To go into a few specifics, without getting too spoilery, the book introduces us to Jasmine, a modern student of anthropology, who is used to investigating the remote and strange enclaves of humanity, whether they be stone age tribes or new age cults.

Newly arrived in Venice, to help an enigmatic professor, she accidentally meets Violetta, who is trapped in an ancient and violent world with no escape. When the two meet, Jasmine gradually awakens in Violetta the desire to escape.

Jasmine is a lifeline for Violetta, but the relationship goes both ways and it is just as likely to pull Jasmine to damnation as it is to lift Violetta to salvation, especially after Jasmine meets Sebastian, a man Violetta has known for a very long time. Initially Jasmine cannot tell if Sebastian is Violetta's friend, brother, or lover, but she does know how she feels about him.

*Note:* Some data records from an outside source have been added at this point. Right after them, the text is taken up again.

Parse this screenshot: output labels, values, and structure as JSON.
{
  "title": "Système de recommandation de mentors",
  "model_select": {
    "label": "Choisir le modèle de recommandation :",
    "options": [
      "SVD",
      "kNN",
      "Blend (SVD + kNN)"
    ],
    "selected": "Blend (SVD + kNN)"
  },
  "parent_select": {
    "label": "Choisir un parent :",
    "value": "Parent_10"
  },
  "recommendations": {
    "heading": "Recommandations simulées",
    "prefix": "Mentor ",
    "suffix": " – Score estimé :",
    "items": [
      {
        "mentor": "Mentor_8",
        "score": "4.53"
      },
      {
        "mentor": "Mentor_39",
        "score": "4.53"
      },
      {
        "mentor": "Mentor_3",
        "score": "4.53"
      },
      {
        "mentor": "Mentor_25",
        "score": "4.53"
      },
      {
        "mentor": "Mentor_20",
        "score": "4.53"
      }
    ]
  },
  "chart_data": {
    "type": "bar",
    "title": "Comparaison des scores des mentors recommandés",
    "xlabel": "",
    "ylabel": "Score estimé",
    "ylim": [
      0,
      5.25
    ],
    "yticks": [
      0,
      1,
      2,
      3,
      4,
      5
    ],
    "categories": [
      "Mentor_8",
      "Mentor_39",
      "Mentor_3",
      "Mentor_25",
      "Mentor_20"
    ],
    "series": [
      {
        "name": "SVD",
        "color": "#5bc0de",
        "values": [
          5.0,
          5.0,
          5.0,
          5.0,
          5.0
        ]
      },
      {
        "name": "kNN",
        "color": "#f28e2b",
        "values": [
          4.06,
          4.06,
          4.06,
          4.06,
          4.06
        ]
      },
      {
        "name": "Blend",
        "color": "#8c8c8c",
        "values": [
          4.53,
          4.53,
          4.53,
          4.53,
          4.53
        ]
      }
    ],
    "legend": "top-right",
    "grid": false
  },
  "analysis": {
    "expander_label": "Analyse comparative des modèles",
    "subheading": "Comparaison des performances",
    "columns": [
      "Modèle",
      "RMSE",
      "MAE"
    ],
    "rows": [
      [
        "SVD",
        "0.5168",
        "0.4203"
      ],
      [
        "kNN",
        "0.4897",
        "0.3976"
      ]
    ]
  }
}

The awakening in Violetta does not go unnoticed by the man Violetta calls her father, the man who has had the greatest influence on her life, the man who refuses to let her go. Join them all, and a cast of other colorful characters on a trip through a sombre lagoon to the ancient city sitting serenely at its center, Venice, where noblemen, noblewomen, spies, magic, slaves, and monsters mix, and Jasmine learns more secrets than is healthy.